Jian Cao, Sheng Liu, Chao Su, +4 , and George F. Gao gaof@im.ac.cn
Contributed by George F. Gao; received January 10, 2024; accepted May 15, 2026; reviewed by Jie Cui, Yi Guan, and Lin-Fa Wang
June 29, 2026 123 (27) e2400023123
https://doi.org/10.1073/pnas.2400023123

Copyright © 2026 the Author(s). Published by PNAS. This article is distributed under Creative Commons Attribution-NonCommercial-NoDerivatives License 4.0 (CC BY-NC-ND).

Abstract

Migratory birds are the natural reservoir of influenza A virus (IAV), but their role as a carrier of SARS-CoV-2 remains unclear. Here, we report the identification of three almost full-length viral genome sequences of SARS-CoV-2 variants of concern (VOCs) in Tundra swans.

These sequences are named hCoV-19/Tundra swan/Jiangxi/IMCAS_M1/2021 (IMCAS_M1), hCoV-19/Tundra swan/Jiangxi /IMCAS_M2/2021 (IMCAS_M2), and hCoV-19/Tundra swan/Jiangxi/IMCAS_M3/2021 (IMCAS_M3). IMCAS_M1 and IMCAS_M3 have the same mutations as the Beta VOC (K417N, E484K, and N501Y) in the receptor-binding domain (RBD) of the viral spike (S) protein, whereas IMCAS_M2 shares the same mutations as the Gamma VOC (K417T, E484K, and N501Y) in the RBD with all three showing their distinct mutations in the genomes.

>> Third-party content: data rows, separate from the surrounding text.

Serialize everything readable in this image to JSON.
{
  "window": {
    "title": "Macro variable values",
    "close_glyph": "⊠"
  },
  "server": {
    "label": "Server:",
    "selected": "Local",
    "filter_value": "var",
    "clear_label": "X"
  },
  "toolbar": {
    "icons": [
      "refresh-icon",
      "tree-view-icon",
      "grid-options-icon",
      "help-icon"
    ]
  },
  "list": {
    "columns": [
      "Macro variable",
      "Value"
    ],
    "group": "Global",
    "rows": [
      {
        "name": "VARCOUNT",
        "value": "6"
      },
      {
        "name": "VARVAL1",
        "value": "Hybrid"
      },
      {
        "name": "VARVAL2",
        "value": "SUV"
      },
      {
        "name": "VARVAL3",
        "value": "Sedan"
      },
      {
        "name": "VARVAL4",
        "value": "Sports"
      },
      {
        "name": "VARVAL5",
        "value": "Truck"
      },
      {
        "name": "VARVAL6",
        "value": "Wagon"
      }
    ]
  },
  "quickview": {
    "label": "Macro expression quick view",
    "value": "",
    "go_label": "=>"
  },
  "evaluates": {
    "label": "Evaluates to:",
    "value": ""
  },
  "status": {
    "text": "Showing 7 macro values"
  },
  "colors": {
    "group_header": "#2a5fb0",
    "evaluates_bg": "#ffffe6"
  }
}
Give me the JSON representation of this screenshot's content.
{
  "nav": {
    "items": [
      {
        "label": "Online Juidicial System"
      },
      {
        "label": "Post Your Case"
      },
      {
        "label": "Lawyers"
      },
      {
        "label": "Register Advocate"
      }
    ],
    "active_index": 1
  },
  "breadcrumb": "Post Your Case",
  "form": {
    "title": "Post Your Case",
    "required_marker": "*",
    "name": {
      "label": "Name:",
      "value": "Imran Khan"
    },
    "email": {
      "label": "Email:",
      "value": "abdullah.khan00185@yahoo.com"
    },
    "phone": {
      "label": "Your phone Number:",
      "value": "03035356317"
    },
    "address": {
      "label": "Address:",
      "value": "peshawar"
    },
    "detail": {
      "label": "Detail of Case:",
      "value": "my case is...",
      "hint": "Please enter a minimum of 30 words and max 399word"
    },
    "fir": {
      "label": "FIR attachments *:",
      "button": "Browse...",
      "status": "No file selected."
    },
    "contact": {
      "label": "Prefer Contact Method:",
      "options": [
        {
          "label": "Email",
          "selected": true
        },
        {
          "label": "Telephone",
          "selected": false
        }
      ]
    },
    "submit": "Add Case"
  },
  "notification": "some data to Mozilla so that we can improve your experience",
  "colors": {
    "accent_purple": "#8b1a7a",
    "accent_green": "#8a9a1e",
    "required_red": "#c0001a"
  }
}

Virus receptor angiotensin-converting enzyme 2 (ACE2) proteins from both Tundra swan (tsACE2) and Black swan (bsACE2) can bind to the RBDs of all three viruses and the Alpha VOC, but not to RBD of the prototype (PT) virus. The polar contacts and hydrophobic interactions revealed by cryo-electron microscopy (cryo-EM) structures of the RBD–ACE2 complex, play key roles in virus–receptor engagement.

Furthermore, HeLa cells expressing bsACE2 and tsACE2 proteins could be transduced by pseudotyped SARS-CoV-2 variants (Alpha, Beta, and Gamma) but not PT SARS-CoV-2.

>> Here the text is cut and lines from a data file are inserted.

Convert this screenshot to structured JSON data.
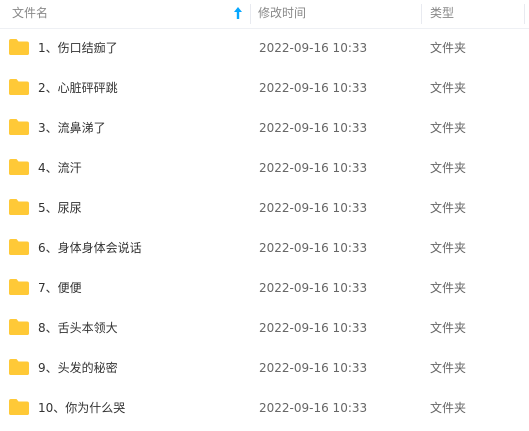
{
  "header": {
    "name_label": "文件名",
    "date_label": "修改时间",
    "type_label": "类型",
    "sort_icon": "sort-ascending-arrow",
    "sort_color": "#06a7ff"
  },
  "folder_color": "#ffc937",
  "rows": [
    {
      "name": "1、伤口结痂了",
      "modified": "2022-09-16 10:33",
      "type": "文件夹"
    },
    {
      "name": "2、心脏砰砰跳",
      "modified": "2022-09-16 10:33",
      "type": "文件夹"
    },
    {
      "name": "3、流鼻涕了",
      "modified": "2022-09-16 10:33",
      "type": "文件夹"
    },
    {
      "name": "4、流汗",
      "modified": "2022-09-16 10:33",
      "type": "文件夹"
    },
    {
      "name": "5、尿尿",
      "modified": "2022-09-16 10:33",
      "type": "文件夹"
    },
    {
      "name": "6、身体身体会说话",
      "modified": "2022-09-16 10:33",
      "type": "文件夹"
    },
    {
      "name": "7、便便",
      "modified": "2022-09-16 10:33",
      "type": "文件夹"
    },
    {
      "name": "8、舌头本领大",
      "modified": "2022-09-16 10:33",
      "type": "文件夹"
    },
    {
      "name": "9、头发的秘密",
      "modified": "2022-09-16 10:33",
      "type": "文件夹"
    },
    {
      "name": "10、你为什么哭",
      "modified": "2022-09-16 10:33",
      "type": "文件夹"
    }
  ]
}
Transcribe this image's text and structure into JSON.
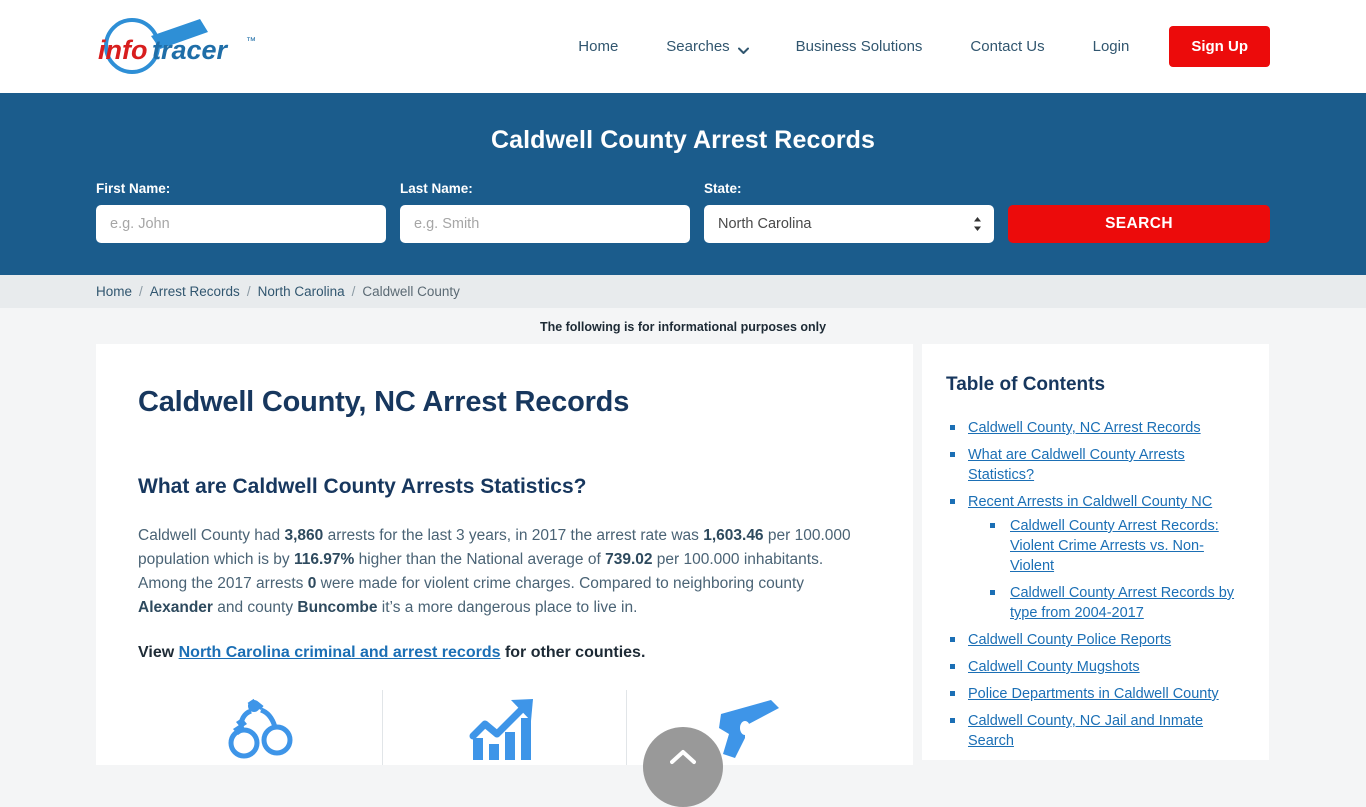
{
  "header": {
    "logo_text_left": "info",
    "logo_text_right": "tracer",
    "logo_tm": "™",
    "nav": [
      {
        "label": "Home",
        "has_caret": false
      },
      {
        "label": "Searches",
        "has_caret": true
      },
      {
        "label": "Business Solutions",
        "has_caret": false
      },
      {
        "label": "Contact Us",
        "has_caret": false
      },
      {
        "label": "Login",
        "has_caret": false
      }
    ],
    "signup_label": "Sign Up",
    "signup_color": "#ec0b0b"
  },
  "search_band": {
    "title": "Caldwell County Arrest Records",
    "background": "#1b5c8c",
    "first_name_label": "First Name:",
    "first_name_placeholder": "e.g. John",
    "first_name_value": "",
    "last_name_label": "Last Name:",
    "last_name_placeholder": "e.g. Smith",
    "last_name_value": "",
    "state_label": "State:",
    "state_value": "North Carolina",
    "state_options": [
      "North Carolina"
    ],
    "search_label": "SEARCH"
  },
  "breadcrumb": {
    "items": [
      "Home",
      "Arrest Records",
      "North Carolina",
      "Caldwell County"
    ],
    "separator": "/"
  },
  "disclaimer": "The following is for informational purposes only",
  "main": {
    "page_title": "Caldwell County, NC Arrest Records",
    "section_title": "What are Caldwell County Arrests Statistics?",
    "paragraph": {
      "p1": "Caldwell County had ",
      "stat_arrests": "3,860",
      "p2": " arrests for the last 3 years, in 2017 the arrest rate was ",
      "stat_rate": "1,603.46",
      "p3": " per 100.000 population which is by ",
      "stat_percent": "116.97%",
      "p4": " higher than the National average of ",
      "stat_national": "739.02",
      "p5": " per 100.000 inhabitants. Among the 2017 arrests ",
      "stat_violent": "0",
      "p6": " were made for violent crime charges. Compared to neighboring county ",
      "county_a": "Alexander",
      "p7": " and county ",
      "county_b": "Buncombe",
      "p8": " it’s a more dangerous place to live in."
    },
    "cta": {
      "prefix": "View ",
      "link": "North Carolina criminal and arrest records",
      "suffix": " for other counties."
    },
    "icons": [
      "handcuffs-icon",
      "growth-chart-icon",
      "handgun-icon"
    ],
    "icon_color": "#3e95e8"
  },
  "toc": {
    "title": "Table of Contents",
    "items": [
      {
        "label": "Caldwell County, NC Arrest Records",
        "children": []
      },
      {
        "label": "What are Caldwell County Arrests Statistics?",
        "children": []
      },
      {
        "label": "Recent Arrests in Caldwell County NC",
        "children": [
          {
            "label": "Caldwell County Arrest Records: Violent Crime Arrests vs. Non-Violent"
          },
          {
            "label": "Caldwell County Arrest Records by type from 2004-2017"
          }
        ]
      },
      {
        "label": "Caldwell County Police Reports",
        "children": []
      },
      {
        "label": "Caldwell County Mugshots",
        "children": []
      },
      {
        "label": "Police Departments in Caldwell County",
        "children": []
      },
      {
        "label": "Caldwell County, NC Jail and Inmate Search",
        "children": []
      }
    ],
    "link_color": "#1b6fb5"
  },
  "scroll_top": {
    "name": "scroll-to-top",
    "color": "#999999"
  }
}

In addition, we obtained one partial genome of MERS-CoV named Bar-headed goose/Tibet/IMCAS_M4/2022 (IMCAS_M4) with 20,180 bp (~70.0% coverage). Our findings highlight the importance of migratory birds as potential carrier of both SARS-CoV-2 and MERS-CoV, thereby posing potential threat to public health.

For years, the role of migratory birds in the spread of avian flu was bitterly contested, with many scientists insisting that birds were simply incapable of flying long distances while carrying the H5 virus (see 2011's Study: The Role Of Migratory Birds In Spreading Bird Flu).

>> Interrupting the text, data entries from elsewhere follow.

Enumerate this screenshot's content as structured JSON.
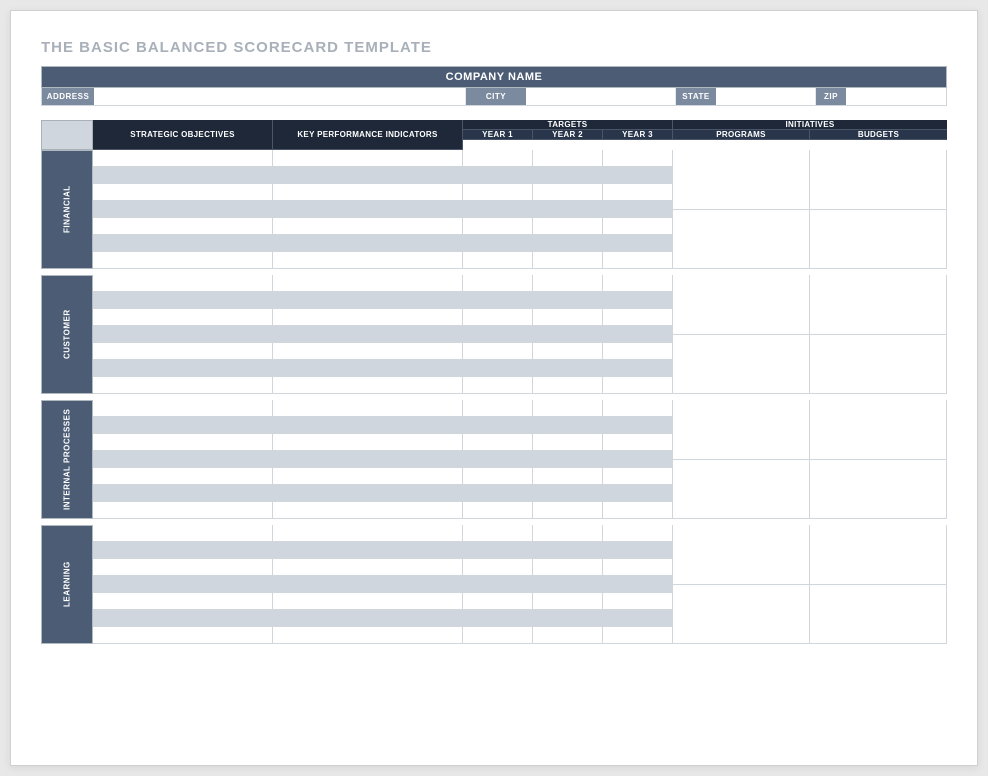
{
  "title": "THE BASIC BALANCED SCORECARD TEMPLATE",
  "company_bar": "COMPANY NAME",
  "address_labels": {
    "address": "ADDRESS",
    "city": "CITY",
    "state": "STATE",
    "zip": "ZIP"
  },
  "headers": {
    "strategic_objectives": "STRATEGIC OBJECTIVES",
    "kpi": "KEY PERFORMANCE INDICATORS",
    "targets": "TARGETS",
    "year1": "YEAR 1",
    "year2": "YEAR 2",
    "year3": "YEAR 3",
    "initiatives": "INITIATIVES",
    "programs": "PROGRAMS",
    "budgets": "BUDGETS"
  },
  "sections": {
    "financial": "FINANCIAL",
    "customer": "CUSTOMER",
    "internal_processes": "INTERNAL PROCESSES",
    "learning": "LEARNING"
  }
}
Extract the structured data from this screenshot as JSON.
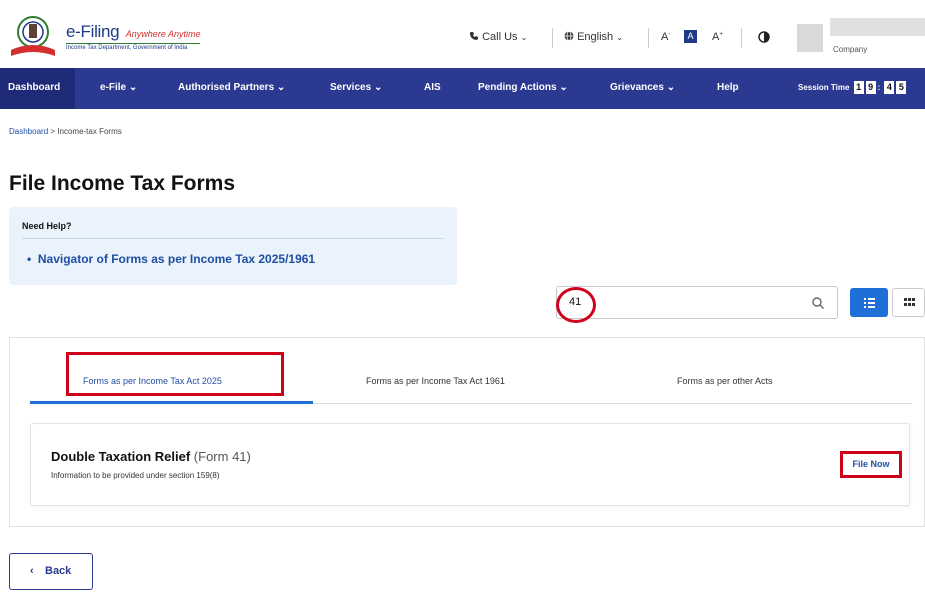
{
  "header": {
    "brand_name": "e-Filing",
    "brand_tagline": "Anywhere Anytime",
    "brand_sub": "Income Tax Department, Government of India",
    "call_us": "Call Us",
    "language": "English",
    "font_decrease": "A",
    "font_reset": "A",
    "font_increase": "A",
    "user_type": "Company"
  },
  "nav": {
    "items": [
      "Dashboard",
      "e-File",
      "Authorised Partners",
      "Services",
      "AIS",
      "Pending Actions",
      "Grievances",
      "Help"
    ],
    "session_label": "Session Time",
    "session_digits": [
      "1",
      "9",
      ":",
      "4",
      "5"
    ]
  },
  "breadcrumb": {
    "home": "Dashboard",
    "separator": ">",
    "current": "Income-tax Forms"
  },
  "page_title": "File Income Tax Forms",
  "help": {
    "title": "Need Help?",
    "link": "Navigator of Forms as per Income Tax 2025/1961"
  },
  "search": {
    "value": "41"
  },
  "tabs": [
    "Forms as per Income Tax Act 2025",
    "Forms as per Income Tax Act 1961",
    "Forms as per other Acts"
  ],
  "form": {
    "title": "Double Taxation Relief",
    "code": "(Form 41)",
    "description": "Information to be provided under section 159(8)",
    "action": "File Now"
  },
  "back_label": "Back",
  "colors": {
    "nav_bg": "#2b3990",
    "accent": "#1f6fd8",
    "link": "#1f4ea3",
    "annotation": "#d0021b"
  }
}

Despite abundant evidence, it wasn't until the second half of the last decade that the role of migratory birds in spreading avian flu was generally accepted (see Migratory Birds & The Spread Of Highly Pathogenic Avian Flu).

While it isn't clear how important migratory birds might be in the spread of Betacoronaviruses, this study suggests we can no longer ignore their potential as carriers of SARS-CoV-2, MERS-CoV, and possibly other coronaviruses. 

A humbling reminder that anything we say with relative certainty about avian flu, novel coronaviruses - or any other infectious disease - today, is subject to future revision as these pathogens evolve and our knowledge base expands.